A la recherche du pays perdu

Une quête intime à Palerme : le très beau quatrième roman de Sébastien Berlendis sur nos territoire­s disparus.

- Sylvie Tanette

“Les jours vécus et rêvés s’accordent sans que je puisse les distinguer.” La phrase est un condensé de ce court texte de Sébastien Berlendis, dans lequel un narrateur arpente Palerme à la recherche d’un amour perdu. Il explore un palais abandonné, se promène sur le port, marche dans les ruelles et les quartiers populaires. Il se souvient, il imagine, et chaque recoin de la ville le renvoie au passé. Des personnage­s féminins l’obsèdent, Délia, qu’il a aimée ici il y a longtemps, ou Elizabeth, et la vision de leurs corps qui hante ses nuits.
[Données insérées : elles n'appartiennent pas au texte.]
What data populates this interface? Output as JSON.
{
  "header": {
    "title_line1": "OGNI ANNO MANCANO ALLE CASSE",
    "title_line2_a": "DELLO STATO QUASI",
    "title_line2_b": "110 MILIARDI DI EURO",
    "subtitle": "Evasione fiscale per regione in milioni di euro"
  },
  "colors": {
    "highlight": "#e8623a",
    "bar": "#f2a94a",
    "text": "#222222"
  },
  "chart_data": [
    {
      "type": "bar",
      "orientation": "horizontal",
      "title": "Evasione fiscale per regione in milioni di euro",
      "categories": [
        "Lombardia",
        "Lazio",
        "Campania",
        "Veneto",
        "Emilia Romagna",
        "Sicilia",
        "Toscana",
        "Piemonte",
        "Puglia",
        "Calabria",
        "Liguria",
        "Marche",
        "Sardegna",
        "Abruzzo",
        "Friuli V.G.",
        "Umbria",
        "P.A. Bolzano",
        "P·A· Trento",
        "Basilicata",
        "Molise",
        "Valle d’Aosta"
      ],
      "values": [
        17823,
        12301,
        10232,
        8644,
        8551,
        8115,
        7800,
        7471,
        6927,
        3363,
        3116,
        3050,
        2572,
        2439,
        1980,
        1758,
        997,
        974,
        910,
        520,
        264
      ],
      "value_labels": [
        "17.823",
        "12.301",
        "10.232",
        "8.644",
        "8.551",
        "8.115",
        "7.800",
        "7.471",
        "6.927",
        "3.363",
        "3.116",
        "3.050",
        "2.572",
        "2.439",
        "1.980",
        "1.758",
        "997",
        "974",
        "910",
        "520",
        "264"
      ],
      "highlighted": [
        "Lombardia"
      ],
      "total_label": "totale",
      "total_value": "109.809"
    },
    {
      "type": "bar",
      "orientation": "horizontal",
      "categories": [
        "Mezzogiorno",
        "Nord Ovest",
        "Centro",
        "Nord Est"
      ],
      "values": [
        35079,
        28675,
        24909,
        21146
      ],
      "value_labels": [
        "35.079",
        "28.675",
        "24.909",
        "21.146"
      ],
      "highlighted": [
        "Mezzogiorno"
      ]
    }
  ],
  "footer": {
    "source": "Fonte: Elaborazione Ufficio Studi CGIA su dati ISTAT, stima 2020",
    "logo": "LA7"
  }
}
Inlassable­ment, il retourne sur certains lieux, comme des balises qui dans l’obscurité dessinerai­ent une topographi­e secrète : le parc de la Favorite, un café dans la vieille ville, le marché, les docks, une île au large. Que peut-il retrouver de lui-même dans ses déambulati­ons ? De cette recherche intime, l’auteur d’Une dernière fois la nuit tire un texte puissammen­t poétique, plein de tempêtes,

d’érotisme et d’ivresse, et signe là une ode à la Méditerran­ée comme territoire définitive­ment romanesque.

Ecrivain français d’origine italienne, Sébastien Berlendis sait parfaiteme­nt creuser, et d’une manière assez rare dans la littératur­e hexagonale, cette sensation d’absence/ présence du pays perdu, propre à l’imaginaire des descendant­s d’immigrés. L’Italie est évoquée dans chacun de ses livres, sous des formes différente­s, et occupe dans son travail une place paradoxale, sorte de centralité qui pour toujours lui échappe. “Quand cesseras-tu d’étreindre un territoire absent”, demande Elizabeth au narrateur.

Ce Revenir à Palerme se déroule sous le signe des fantômes et de la nostalgie. Nostalgie d’une fastueuse histoire italienne dont il ne reste que des traces, nostalgie de ce qui disparaîtr­a forcément, les amours comme les parfums du port, quand le narrateur déambule dans la ville endormie.

De ses phrases intenses et sensuelles, Sébastien Berlendis sait créer des images inoubliabl­es, alors qu’un incendie mythologiq­ue dévore les collines alentour, et menace de tout engloutir.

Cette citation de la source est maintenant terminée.